冒頭ではちょっと引いた私ですが、その後にバスの中で席を譲る町田くんに対して、同級生の女の子らしき二人組が「あれ町田くんだよね。いい人すぎて一部ではキリストって呼ばれてるんだよね」とか言うんですよね。

それまでは町田くんは「ただの良い人」として描かれているのかと思ったら、その一言で「なんかヤバい人」という、一気に笑えるキャラとして確立した感があるんですよね。

たった一言なんですけど、そういう笑える感じがこの映画にはところどころに詰め込まれていて、まあ端的に言って「笑える映画」でした。

石井裕也の作品は「舟を編む」から見ており、まあそれは駄作だったんですが、その後の「僕たちの家族」スペシャルドラマの「乱反射」と、素晴らしい作品を次々に生み出している監督です。

特にドラマ「乱反射」では、重苦しいテーマを用いながら、要所要所にウィットにとんだユーモアを織り込んで来ていて、私は感服しました。

今回の「町田くんの世界」はどちらかといえばそのセンスのいい(ちょっと妙な)ユーモアをふんだんに入れて来ていたあたり、私好みの作品だったといえます。

映画の後半でアマゾンにいた父親が帰宅し、町田くんに対して何か爬虫類系の写真を見せながら、「凄く綺麗だろう。どこか母さんに似てないか?」とか言うあたりのセンスの良さにも脱帽です。

映画「町田くんの世界」で描かれる雨

そう、この映画はただ単に笑えるセリフが乱立する作品というわけでもなく、時々唸るような素晴らしいセリフもありましたよね。

私が一番すごいセリフで、この映画で最も重要な場面だな、と思ったのが、雨が降っている猪原に対して町田くんが傘を差しだすシーン。
その傘を、素直になれない猪原は避けて雨にあたってしまう。

その時の町田くんの「猪原さんは、雨が好きなの?」というセリフ。
私は、この映画の最も重要なシーンの一つだと思いました。

そして実際、この映画ではその後にも「雨」を絡めたシーンが結構多く出てきますよね。
普通の映画では、どちらかといえば雨はネガティブなものとして捉えられるが多いのですが、この映画、少なくとも「町田くんの世界」では「雨は猪原さんがすきなもの」としてポジティブに描かれていました。(実際猪原が雨を好きだったという事はないと思いますが、町田くんはそう思っていた)

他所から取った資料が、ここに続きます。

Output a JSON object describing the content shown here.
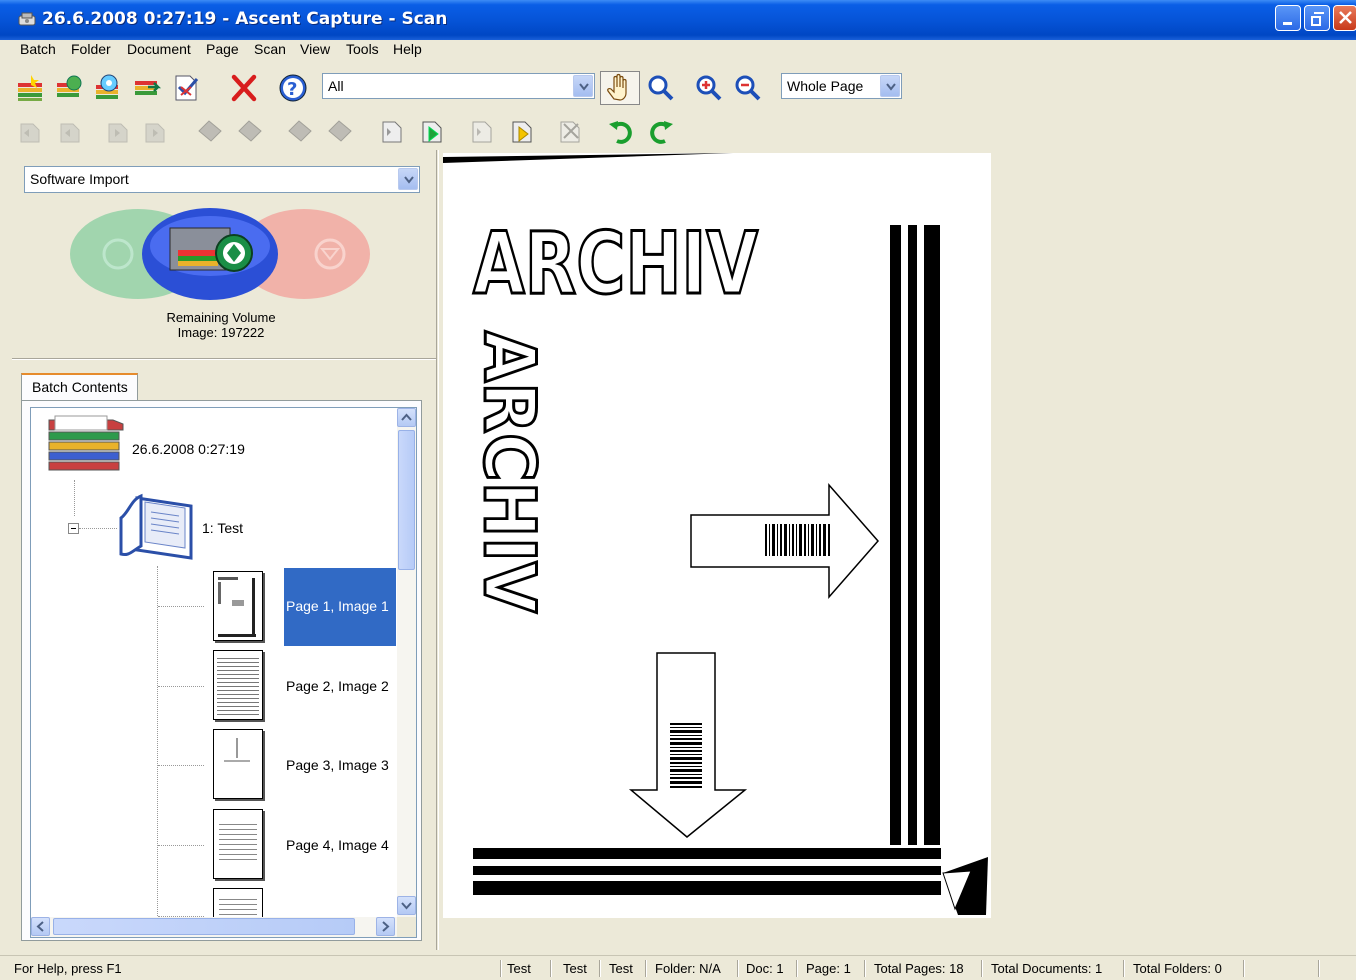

雨の中、傘を差しだしたら彼女は傘を避けた。もしかして彼女は雨が好きなのかな?

そう思ってしまう町田くんの、曇りなき純粋さがこの映画の純粋さそのもののような気がします。

町田くんの眼鏡

そしてもう一つ重要だと思うものが、町田くんがいつもかけている眼鏡です。
「町田くんの世界」は、そのタイトル通り主人公の町田くんが見ている世界の物語。

それはあくまでも町田くんの眼鏡越しの世界なんですよね。

冒頭で寝起きの町田くんが眼鏡し、クリアな世界を見るところから始まるこの映画は、その後、猪原さんと一緒に眼鏡をはずして「遠近感が分からないな」と空に手をかざすシーンが描かれていたり、雑誌記者から「きみにはどんな世界が見えているの?」と言われたり、とにかく「町田くんが見ている眼鏡越しの世界」というものがところどころで意識的に描写されています。

が、最も重要なのはラストシーンで、町田くんと猪原さんがプールに落ちて二人で話をするシーン。
あのシーンでは町田くんは眼鏡をしていません。眼鏡が取れてしまっているんですよね。

眼鏡越しに見ていた町田くんのピュアな世界が、あのラストシーンでは眼鏡なしの、本当の真実を見つけたかのように描かれているのも、この映画が胸を打つ理由なのかもしれません。

まとめ

というわけで私は非常にこの映画が好きだし、正直言ってかなり泣きました。
が、多分誰にでも受け入れられる作品ではないのかもしれないな、と思います。

ちょっとこの映画みていると相米慎二監督作を思い出しましたね。全然違うかもしれないけど、もう一度相米作品を見直してみようかな、と思いました。